Ondanks het weer kijk ik in ieder geval terug op een mooie wedstrijd die voor mij nu al op de agenda van volgend jaar staat, maar welke afstand ik dan loop is me nog niet duidelijk. Nu gaat mijn blik in ieder geval richting Rotterdam waar een marathon gelopen gaat worden.

 


Door Maartje van Gisbergen:

Afgelopen zondag 18 maart was het dan zover… mijn eerste halve marathon. 
Mijn voorbereiding was niet echt ideaal te noemen vanwege mijn blessureleed. Dit is ook de reden dat ik vanaf december nauwelijks baantrainingen heb gedaan, maar wel alternatieve trainingen zoals spinnen, krachttraining en zwemmen.

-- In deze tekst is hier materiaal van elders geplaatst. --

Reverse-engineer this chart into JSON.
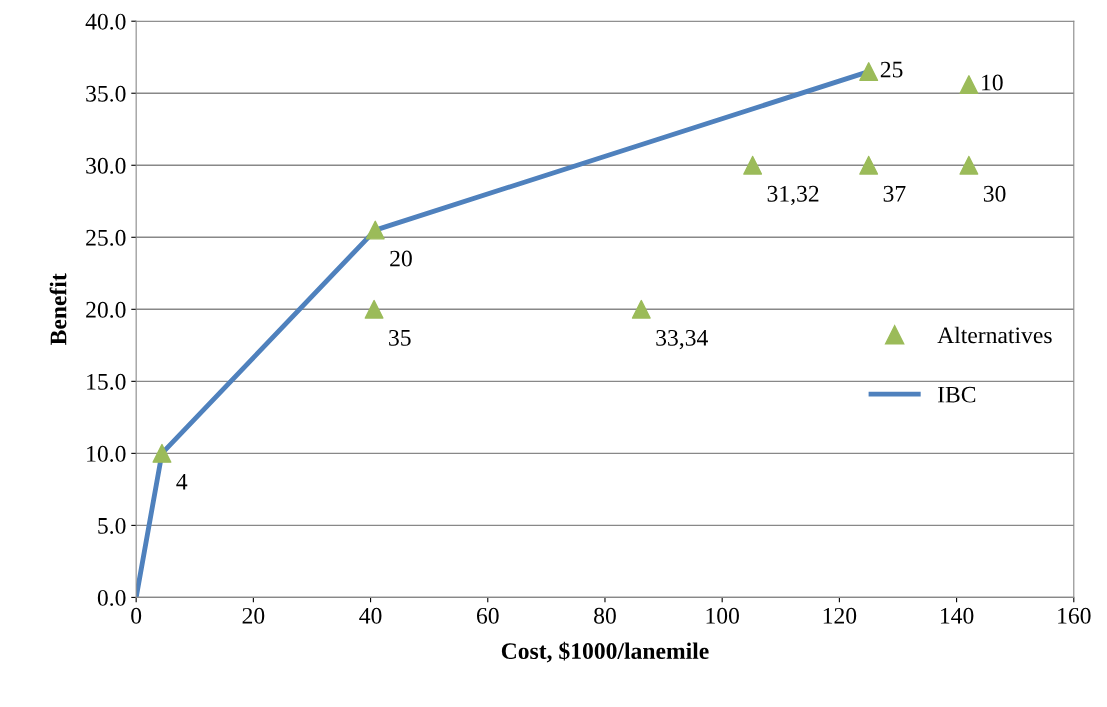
{
  "chart_data": {
    "type": "scatter",
    "xlabel": "Cost, $1000/lanemile",
    "ylabel": "Benefit",
    "xlim": [
      0,
      160
    ],
    "xticks": [
      0,
      20,
      40,
      60,
      80,
      100,
      120,
      140,
      160
    ],
    "ylim": [
      0,
      40
    ],
    "yticks": [
      {
        "value": 0,
        "label": "0.0"
      },
      {
        "value": 5,
        "label": "5.0"
      },
      {
        "value": 10,
        "label": "10.0"
      },
      {
        "value": 15,
        "label": "15.0"
      },
      {
        "value": 20,
        "label": "20.0"
      },
      {
        "value": 25,
        "label": "25.0"
      },
      {
        "value": 30,
        "label": "30.0"
      },
      {
        "value": 35,
        "label": "35.0"
      },
      {
        "value": 40,
        "label": "40.0"
      }
    ],
    "grid": "y",
    "legend": "right",
    "series": [
      {
        "name": "Alternatives",
        "marker": "triangle",
        "color": "#9bbb59",
        "x": [
          4.4,
          40.8,
          40.6,
          86.2,
          105.2,
          125,
          125,
          142.1,
          142.1
        ],
        "values": [
          10,
          25.5,
          20,
          20,
          30,
          30,
          36.5,
          35.6,
          30
        ]
      },
      {
        "name": "IBC",
        "type": "line",
        "marker": "none",
        "color": "#4f81bd",
        "x": [
          0,
          4.4,
          40.8,
          125
        ],
        "values": [
          0,
          10,
          25.5,
          36.5
        ]
      }
    ],
    "annotations": [
      {
        "text": "4",
        "x": 4.4,
        "y": 10
      },
      {
        "text": "20",
        "x": 40.8,
        "y": 25.5
      },
      {
        "text": "35",
        "x": 40.6,
        "y": 20
      },
      {
        "text": "33,34",
        "x": 86.2,
        "y": 20
      },
      {
        "text": "31,32",
        "x": 105.2,
        "y": 30
      },
      {
        "text": "37",
        "x": 125,
        "y": 30
      },
      {
        "text": "25",
        "x": 125,
        "y": 36.5
      },
      {
        "text": "10",
        "x": 142.1,
        "y": 35.6
      },
      {
        "text": "30",
        "x": 142.1,
        "y": 30
      }
    ]
  }
}
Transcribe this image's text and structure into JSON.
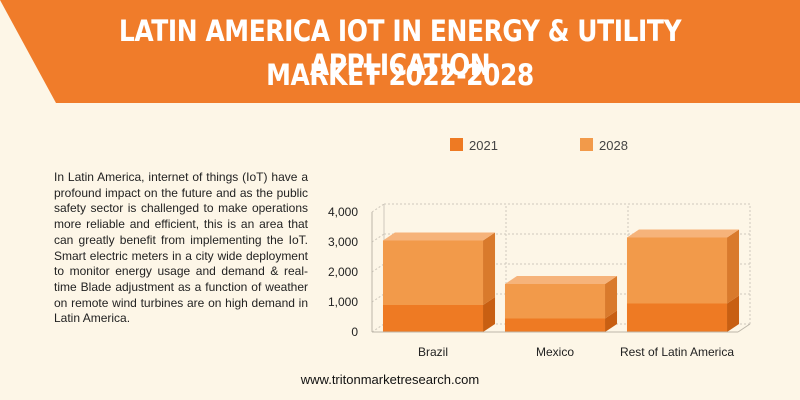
{
  "title": {
    "line1": "LATIN AMERICA IOT IN ENERGY & UTILITY APPLICATION",
    "line2": "MARKET 2022-2028"
  },
  "description": "In Latin America, internet of things (IoT) have a profound impact on the future and as the public safety sector is challenged to make operations more reliable and efficient, this is an area that can greatly benefit from implementing the IoT. Smart electric meters in a city wide deployment to monitor energy usage and demand & real-time Blade adjustment as a function of weather on remote wind turbines are on high demand in Latin America.",
  "website": "www.tritonmarketresearch.com",
  "colors": {
    "banner": "#f07c2a",
    "background": "#fdf6e7",
    "series_2021": "#ee7a23",
    "series_2028": "#f29a4a"
  },
  "chart_data": {
    "type": "bar",
    "stacked": true,
    "three_d": true,
    "categories": [
      "Brazil",
      "Mexico",
      "Rest of Latin America"
    ],
    "series": [
      {
        "name": "2021",
        "values": [
          900,
          450,
          950
        ]
      },
      {
        "name": "2028",
        "values": [
          2150,
          1150,
          2200
        ]
      }
    ],
    "ylim": [
      0,
      4000
    ],
    "yticks": [
      "0",
      "1,000",
      "2,000",
      "3,000",
      "4,000"
    ],
    "ytick_values": [
      0,
      1000,
      2000,
      3000,
      4000
    ],
    "grid": true,
    "legend_position": "top"
  }
}
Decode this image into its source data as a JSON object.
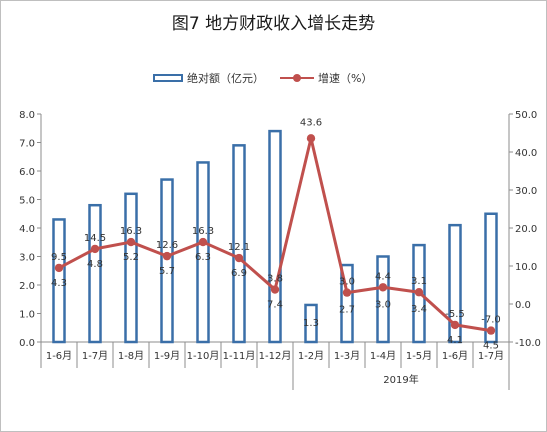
{
  "chart_data": {
    "type": "bar+line",
    "title": "图7 地方财政收入增长走势",
    "categories": [
      "1-6月",
      "1-7月",
      "1-8月",
      "1-9月",
      "1-10月",
      "1-11月",
      "1-12月",
      "1-2月",
      "1-3月",
      "1-4月",
      "1-5月",
      "1-6月",
      "1-7月"
    ],
    "group_label": "2019年",
    "series": [
      {
        "name": "绝对额（亿元）",
        "type": "bar",
        "axis": "left",
        "values": [
          4.3,
          4.8,
          5.2,
          5.7,
          6.3,
          6.9,
          7.4,
          1.3,
          2.7,
          3.0,
          3.4,
          4.1,
          4.5
        ],
        "labels": [
          "4.3",
          "4.8",
          "5.2",
          "5.7",
          "6.3",
          "6.9",
          "7.4",
          "1.3",
          "2.7",
          "3.0",
          "3.4",
          "4.1",
          "4.5"
        ]
      },
      {
        "name": "增速（%）",
        "type": "line",
        "axis": "right",
        "values": [
          9.5,
          14.5,
          16.3,
          12.6,
          16.3,
          12.1,
          3.8,
          43.6,
          3.0,
          4.4,
          3.1,
          -5.5,
          -7.0
        ],
        "labels": [
          "9.5",
          "14.5",
          "16.3",
          "12.6",
          "16.3",
          "12.1",
          "3.8",
          "43.6",
          "3.0",
          "4.4",
          "3.1",
          "-5.5",
          "-7.0"
        ]
      }
    ],
    "y_left": {
      "min": 0,
      "max": 8,
      "step": 1,
      "tick_labels": [
        "0.0",
        "1.0",
        "2.0",
        "3.0",
        "4.0",
        "5.0",
        "6.0",
        "7.0",
        "8.0"
      ]
    },
    "y_right": {
      "min": -10,
      "max": 50,
      "step": 10,
      "tick_labels": [
        "-10.0",
        "0.0",
        "10.0",
        "20.0",
        "30.0",
        "40.0",
        "50.0"
      ]
    },
    "grid": false,
    "legend_position": "top",
    "colors": {
      "bar_border": "#3a6fa8",
      "bar_fill": "#ffffff",
      "line": "#c0504d",
      "axis": "#8c8c8c",
      "text": "#333333"
    }
  }
}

Verder heb ik wel geprobeerd minimaal eens in de week een duurloop te doen. Na deelname aan de zevenheuvelennacht heb ik samen een vriendin afgesproken te gaan deelnemen aan de Stevensloop halve marathon. Helaas kreeg zij de griep en leek het erop alsof ik de halve marathon in mijn eentje zou moeten gaan lopen, terwijl juist zij al ervaring had op de halve marathon. De week voorafgaand aan de halve marathon heb ik continue gewikt en gewogen, ga ik de halve doen of toch de 10 km? Ik kon maar niet beslissen en veel mensen aan wie ik een mening vroeg gaven andere adviezen. Zo’n 2 uur voor de start van de halve marathon besloot de vriendin van mij toch de halve marathon met mij te lopen in plaats van de 10km op mijn startnummer. De avond en ochtend voor de start van de halve marathon sloeg mijn hoofd op hol, ik kon alleen maar denken kan ik dit wel? Mijn verste duurloop tot zondag was de 16,1km bij de midwinter marathon. Dat mijn vriendin toch meeliep was mijn redding zij had immers ervaring hoe een halve marathon in te delen qua tempo. Aangezien het mijn debuut op de halve marathon was had ik één doel voor mezelf en dat was UITLOPEN. De race zelf was onder vrij extreme omstandigheden, vooral de wind maakte het enorm zwaar. Ik had me op het ergste voorbereid, maar tot de 19km ging het me goed af. Na de 19km ging de vermoeidheid wel meespelen en kwam weer die stomme wind opzetten. Mijn vriendin vroeg nog aan me of ik een eindsprintje zag zitten, mijn antwoord was heel duidelijk NEE! Met de finishboog in zicht besloot ik toch een eindsprint in te zetten, het resultaat was een eindtijd van 2.12.29. Ik hoop zeker in komende halve marathonwedstrijden sneller te lopen, maar onder deze omstandigheden en met mijn voorbereiding ben ik tevreden met mijn eindtijd. Naast mij deed ook Bram v. S. aan de halve marathon mee. 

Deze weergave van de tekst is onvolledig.